The housing market during the credit crisis

Miscellaneous DrSentry November 26, 2016 0 0
The 2007 to 2011 term credit crisis has had a major impact on the financial system, the banking sector and the overall consumer confidence in the economy. Among others, the huge price increases in the housing market and the privatization of financial institutions have ensured that there was a huge bubble, who once had burst. How did this crisis arise and why is there arose such a huge damage on the housing market?

The beginning

The actual start of the crisis originated in America in the early 21st century. The September 11 attacks and the bursting of the Internet bubble led to a substantial fall in equity prices and a decline in consumer confidence. A combination of government decisions and creativity of banks led to an enormous increase in the demand for mortgage loans. Because of a looming recession, the US government decided to sharply cut interest rates to stimulate investment by businesses and consumers. The banks, which are increasingly privatized in those years and therefore had much more freedom to introduce in the supply of products, took advantage of this by a number of new mortgages. Thus a number of creative ways to increase the number of mortgage lending sharply:
Piggyback loans
Which could be financed in the Netherlands before the crisis still 125% of the value of the property that was not common in America. In order to provide mortgages to prospective buyers who did not have their own resources to finance additional expenses, was next to the main loan that met all legal standards, a second loan which the additional costs could be paid.
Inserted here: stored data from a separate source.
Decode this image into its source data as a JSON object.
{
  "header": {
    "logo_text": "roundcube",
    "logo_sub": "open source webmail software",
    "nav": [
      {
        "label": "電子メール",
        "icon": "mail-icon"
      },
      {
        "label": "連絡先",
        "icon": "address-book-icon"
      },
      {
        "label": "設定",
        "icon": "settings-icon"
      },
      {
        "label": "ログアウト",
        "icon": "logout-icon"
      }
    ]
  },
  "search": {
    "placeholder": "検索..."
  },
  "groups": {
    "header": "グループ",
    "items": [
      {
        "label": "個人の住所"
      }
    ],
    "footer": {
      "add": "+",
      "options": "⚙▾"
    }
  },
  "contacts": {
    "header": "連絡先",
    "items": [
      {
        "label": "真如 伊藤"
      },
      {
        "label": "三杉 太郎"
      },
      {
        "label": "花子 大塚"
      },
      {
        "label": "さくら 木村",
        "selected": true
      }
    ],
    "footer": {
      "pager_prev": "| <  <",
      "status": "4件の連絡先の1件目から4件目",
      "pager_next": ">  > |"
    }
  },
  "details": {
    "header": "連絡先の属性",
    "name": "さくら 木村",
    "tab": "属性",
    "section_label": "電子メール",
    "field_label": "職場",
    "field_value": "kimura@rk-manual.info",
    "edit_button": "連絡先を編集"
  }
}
Because this second loan fell outside the standards for this was often considered a much higher interest rate than the loan principal.
Subprime mortgages
The name "subprime" refers to consumers who had a lower credit rating than the credit rating that was required to take out a mortgage. These were consumers who for example had recently gone bankrupt or had only one variable income. They could also creativity of banks still buy a house.
Ninja mortgage
Ninja stands for "No Income, No Job, No Assets" or consumers who have no income, no job and have no power. Even those consumers could still get a mortgage because the value of houses rose so quickly that the property upon default anyway would bring in enough to repay the mortgage note.
The easing of credit standards and the low starting interest rates that banks wielded led to a new audience of consumers who first had insufficient income to take out a mortgage, but now without difficulty a house with high mortgage debt could finance. The measures had a significant increase in demand for homes, which may cause housing prices, as a result of the operation of supply and demand, began to increase. Rising house prices increased in turn the demand for houses, which were increasingly regarded as investment by the increase. The assumption was that a house would always recoup the investment because the price still increased annually.

The reversal

Rising demand, and thus housing prices, which rose each year, eventually stagnated. Cause was the interest began to increase, partly because of rate hikes by the government and by the banks, which had begun with low access rates, but after the expiry of the new contract rates, and higher interest rates introduced. In addition, house prices were now so high that buying a house was almost priceless. The result was a drop in demand for housing and increase the supply of homes because homeowners could not pay their "new" mortgage rates. This development led to a decrease in housing prices, and by the increased forced sales remained many homeowners with negative equity behind. Because the number of foreclosures and the remaining debt, often by banks had to be written off as a loss, became the first mortgage banks in financial trouble.

Impact on Europe

In Europe, several countries have been hit hard by similar developments. In Ireland and England, prices fell in 2008 by 10% to 15% over the previous year. Also in the Netherlands stagnated prices rise in 2008, after which a few years to decline. In addition, Europe has been indirectly affected by the downturn in the US housing market through the securitization phenomenon. US banks sold their mortgages in packets to other financial institutions, this to make yourself free cash for other investments. European banks were bought these packages in the crisis in trouble because of the increased number of defaulters in these packages.

The inheritance

Ultimately, the financial crisis has left deep scars in the economy, in particular the housing market. Thus, in the Netherlands, house prices fell by about 10%, the number of homes sold decreased by approximately 40% compared to 2007 and there is less employment in the construction industry. The Dutch government has been hit hard by the decline in revenues and increased spending. Worldwide, some mortgage banks went bankrupt and in the Netherlands and several other countries, a number of major banks narrowly saved from bankruptcy by the application of State aid. Eventually, there are several changes introduced in the regulations for mortgage lending, making it difficult for consumers to get a mortgage. There are also pension evaporate who see their power by buying packages of mortgages and many consumers have lost their savings they had outstanding with banks that have gone bankrupt.